In reversing the lower courts’ decisions that relied on Marblegate, Judge Garcia held that the strict foreclosure — the purported cancellation of the Notes without the Minority Noteholders’ consent — violated section 6.07 of the Indenture by extinguishing the Noteholders’ absolute legal right to recovery. Although the facts of the case are at least superficially similar to Marblegate, the Court of Appeals’ decision raises the prospect that litigation outcomes might differ depending on the facts presented in future cases, most specifically whether the legal right of minority noteholders’ to receive payment has been truly extinguished. Whether and to what extent the two decisions can be reconciled will undoubtedly be the subject of future litigation.

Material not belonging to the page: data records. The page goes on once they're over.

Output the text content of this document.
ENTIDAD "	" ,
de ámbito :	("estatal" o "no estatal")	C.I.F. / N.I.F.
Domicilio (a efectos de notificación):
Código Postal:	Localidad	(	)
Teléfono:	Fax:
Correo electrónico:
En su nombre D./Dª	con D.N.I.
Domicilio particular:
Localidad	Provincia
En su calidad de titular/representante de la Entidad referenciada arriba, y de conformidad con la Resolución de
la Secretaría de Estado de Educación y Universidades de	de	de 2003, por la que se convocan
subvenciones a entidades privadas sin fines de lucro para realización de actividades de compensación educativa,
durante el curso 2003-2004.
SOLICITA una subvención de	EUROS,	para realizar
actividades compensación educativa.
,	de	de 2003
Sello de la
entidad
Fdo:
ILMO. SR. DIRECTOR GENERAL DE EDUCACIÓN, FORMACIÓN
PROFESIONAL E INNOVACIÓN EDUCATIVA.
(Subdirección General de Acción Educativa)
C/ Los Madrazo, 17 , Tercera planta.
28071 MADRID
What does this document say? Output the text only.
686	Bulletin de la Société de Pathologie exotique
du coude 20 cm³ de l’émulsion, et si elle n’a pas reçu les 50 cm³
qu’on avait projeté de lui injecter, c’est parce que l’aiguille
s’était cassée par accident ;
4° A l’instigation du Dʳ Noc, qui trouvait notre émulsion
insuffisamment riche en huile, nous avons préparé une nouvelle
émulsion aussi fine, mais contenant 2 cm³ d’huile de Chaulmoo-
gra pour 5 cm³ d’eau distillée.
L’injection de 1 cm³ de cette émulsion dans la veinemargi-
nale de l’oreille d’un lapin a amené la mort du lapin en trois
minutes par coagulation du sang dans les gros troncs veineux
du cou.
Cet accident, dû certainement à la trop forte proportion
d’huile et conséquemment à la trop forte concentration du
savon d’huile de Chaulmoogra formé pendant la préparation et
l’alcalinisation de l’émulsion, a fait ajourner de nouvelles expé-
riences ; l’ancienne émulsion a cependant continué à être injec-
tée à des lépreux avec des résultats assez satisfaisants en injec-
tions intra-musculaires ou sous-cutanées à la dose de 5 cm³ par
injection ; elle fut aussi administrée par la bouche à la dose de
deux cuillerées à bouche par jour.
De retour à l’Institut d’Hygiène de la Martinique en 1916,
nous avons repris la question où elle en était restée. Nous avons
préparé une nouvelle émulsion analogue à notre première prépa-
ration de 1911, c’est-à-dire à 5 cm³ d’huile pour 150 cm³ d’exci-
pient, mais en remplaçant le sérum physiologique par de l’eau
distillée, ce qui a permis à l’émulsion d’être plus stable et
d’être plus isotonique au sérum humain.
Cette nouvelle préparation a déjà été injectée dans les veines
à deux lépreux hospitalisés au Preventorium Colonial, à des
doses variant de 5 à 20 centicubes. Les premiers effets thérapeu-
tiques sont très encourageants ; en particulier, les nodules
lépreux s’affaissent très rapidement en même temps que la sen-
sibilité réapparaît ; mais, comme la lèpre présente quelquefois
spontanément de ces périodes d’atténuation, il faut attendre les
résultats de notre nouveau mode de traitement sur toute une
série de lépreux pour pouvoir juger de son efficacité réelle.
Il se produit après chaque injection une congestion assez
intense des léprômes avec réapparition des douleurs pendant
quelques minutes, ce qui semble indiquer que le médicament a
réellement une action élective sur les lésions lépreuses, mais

[1] The two main provisions at issue are sections 6.05 and 6.07 of the Indenture. Section 6.05 (Control by Majority) provides “the Holders of a majority in principal amount of the outstanding Notes may direct the time, method and place of conducting any proceeding for exercising any remedy available to the Trustee.” Section 6.05 is substantially similar to section 3.16(a) of the Trust Indenture Act of 1939 (TIA). Section 6.07 (Rights of Holders to Receive Payment) provides “Notwithstanding any other provision of this Indenture, the right of any Holder to receive payment of principal of, premium, if any, and interest and Additional Interest, if any, on a Note, on or after the respective due dates expressed in such Note, or to bring suit for the enforcement of any such payment on or after such respective dates, shall not be impaired or affected without the consent of such Holder.” Section 6.07 is substantially similar to section 3.16(b) of the TIA.

[2] As noted above, three judges dissented, with Judge Fahey’s dissenting opinion noting that the majority opinion “needlessly disconnects the law of the two courts [the Second Circuit and the Court of Appeals] most relevant to the markets in which these securities are traded.” See Dissent at 1.